For a man who holds the distinction of being the first Black player to represent City, Stan said receiving the tribute while we celebrate Black History Month helped afford the naming of the classroom even greater significance.
And coming just days after Stan (along with three other former members of the famous City squad that helped win the 1967/68 Division One title) were awarded winners’ medals for their roles in our success, it capped a remarkable week for the 77-year-old.
Out of a ballot of 10 historic dates spanning the Club’s history, players and staff across the whole of City voted to name the classroom after Stan – who made his debut for us in 1965 - in recognition of his totemic status.
He was present at the CFA this week to help officially open the Stan Horne Room as well take part in a Q and A session with six of our Under-15s – and said it was a special moment both for him and his family.
“It’s absolutely brilliant. I just can’t get over it – it’s something that I could never have dreamt of,” Stan admitted.
“And meeting the boys as well in the classroom seems unreal. I’m just so proud
“It means a lot to know my name was suggested by the boys and staff. It just adds that bit of extra bling!
“I’m amazed that even my name was mentioned in the ballot but obviously I have a connection with it being Black History Month and I’m proud of that as well.
“City did an amazing job on the medal presentation at the weekend and my family are still on Cloud Nine (from the day). They are all so proud.”
The classroom tribute only solidifies Horne’s standing as an inspirational trailblazer and hugely significant figure in the Club’s history.
Not only was Stan the first Black player to represent City, but last weekend’s title tribute also saw him officially become the first Black player to win a Division One league winners’ medal.
Also a Second Division title winner with City in 1966, as is the case with so many pioneers, Stan had to overcome challenging moments in his career, emerging as he did at a time when Black players were a rarity in the English game.
But reflecting back on his career more than 50 years on, he says he is immensely proud of the small role he played in helping to break down barriers and overcome prejudice.
“It is an honour to be associated with Black History Month,” Stan reflected. “I am of Black origin, and it means a lot to me.
“Obviously back in those days I never played against any other Black players or players of colour. It was a different age and a different era.
“There may have been one or two in the entire league but that was it.
“Now of course every team has a lot of Black players, so it’s not unusual.
“Back then it really was.
“But I didn’t feel any different. I just felt like another person playing football – and now looking back I’m thinking I was lucky to be able to do that for the people who were in my position.

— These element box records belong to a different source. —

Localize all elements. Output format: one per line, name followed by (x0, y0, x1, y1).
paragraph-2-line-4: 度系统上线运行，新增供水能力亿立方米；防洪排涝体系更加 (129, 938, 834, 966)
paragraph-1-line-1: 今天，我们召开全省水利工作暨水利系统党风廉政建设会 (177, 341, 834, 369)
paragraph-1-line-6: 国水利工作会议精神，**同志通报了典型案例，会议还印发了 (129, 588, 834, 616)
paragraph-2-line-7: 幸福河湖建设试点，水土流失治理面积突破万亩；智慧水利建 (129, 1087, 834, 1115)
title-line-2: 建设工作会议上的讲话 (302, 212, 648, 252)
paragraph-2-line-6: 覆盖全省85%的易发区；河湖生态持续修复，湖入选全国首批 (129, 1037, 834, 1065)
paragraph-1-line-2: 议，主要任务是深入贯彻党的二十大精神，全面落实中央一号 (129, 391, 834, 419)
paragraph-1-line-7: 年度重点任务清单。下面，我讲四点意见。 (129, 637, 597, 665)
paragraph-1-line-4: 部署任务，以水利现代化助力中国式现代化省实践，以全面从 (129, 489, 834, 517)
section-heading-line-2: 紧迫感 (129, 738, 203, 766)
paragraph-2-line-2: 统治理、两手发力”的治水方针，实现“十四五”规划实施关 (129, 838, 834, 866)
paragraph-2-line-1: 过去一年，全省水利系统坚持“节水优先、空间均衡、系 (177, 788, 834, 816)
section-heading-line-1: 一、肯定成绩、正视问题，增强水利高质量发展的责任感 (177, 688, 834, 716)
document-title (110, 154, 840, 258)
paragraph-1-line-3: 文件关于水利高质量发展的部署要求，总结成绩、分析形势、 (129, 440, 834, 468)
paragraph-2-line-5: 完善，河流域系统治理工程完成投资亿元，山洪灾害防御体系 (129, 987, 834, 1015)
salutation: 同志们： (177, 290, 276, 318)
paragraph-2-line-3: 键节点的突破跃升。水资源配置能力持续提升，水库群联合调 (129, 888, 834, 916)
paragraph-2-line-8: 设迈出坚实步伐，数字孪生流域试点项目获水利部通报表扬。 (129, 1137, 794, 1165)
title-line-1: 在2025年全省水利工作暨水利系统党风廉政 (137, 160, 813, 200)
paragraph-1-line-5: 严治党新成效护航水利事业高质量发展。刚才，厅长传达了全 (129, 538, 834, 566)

“And City as a club were so encouraging to everyone. City were never afraid to take chances and do the right thing."
That said, there were challenges and uncomfortable moments to navigate along the way.
But Stan recalled how having to tackle and confront prejudice only served to strengthen his resolve.
“It was a wake-up call early in my football career. Back then, I didn’t understand what being racist was,” he reflects now.
“It wasn’t so much from the fans – they thought it was a novelty seeing this man of colour playing football - but it was more in those days from the opposition players.
“I used to enjoy a hard tackle and get stuck in as they say and some of the players didn’t like it and that’s when they reacted.
“And the natural way to react was to pick on what you are not familiar with and that was how they tried to upset you.
“But it didn’t work with me. It just made me more determined.
“Hopefully going through experiences like that does make you a better person
“We’ve come a long way, but we’ve still got a way to go.
“I hope in years to come we can all live as one and strive with the same aspiration.”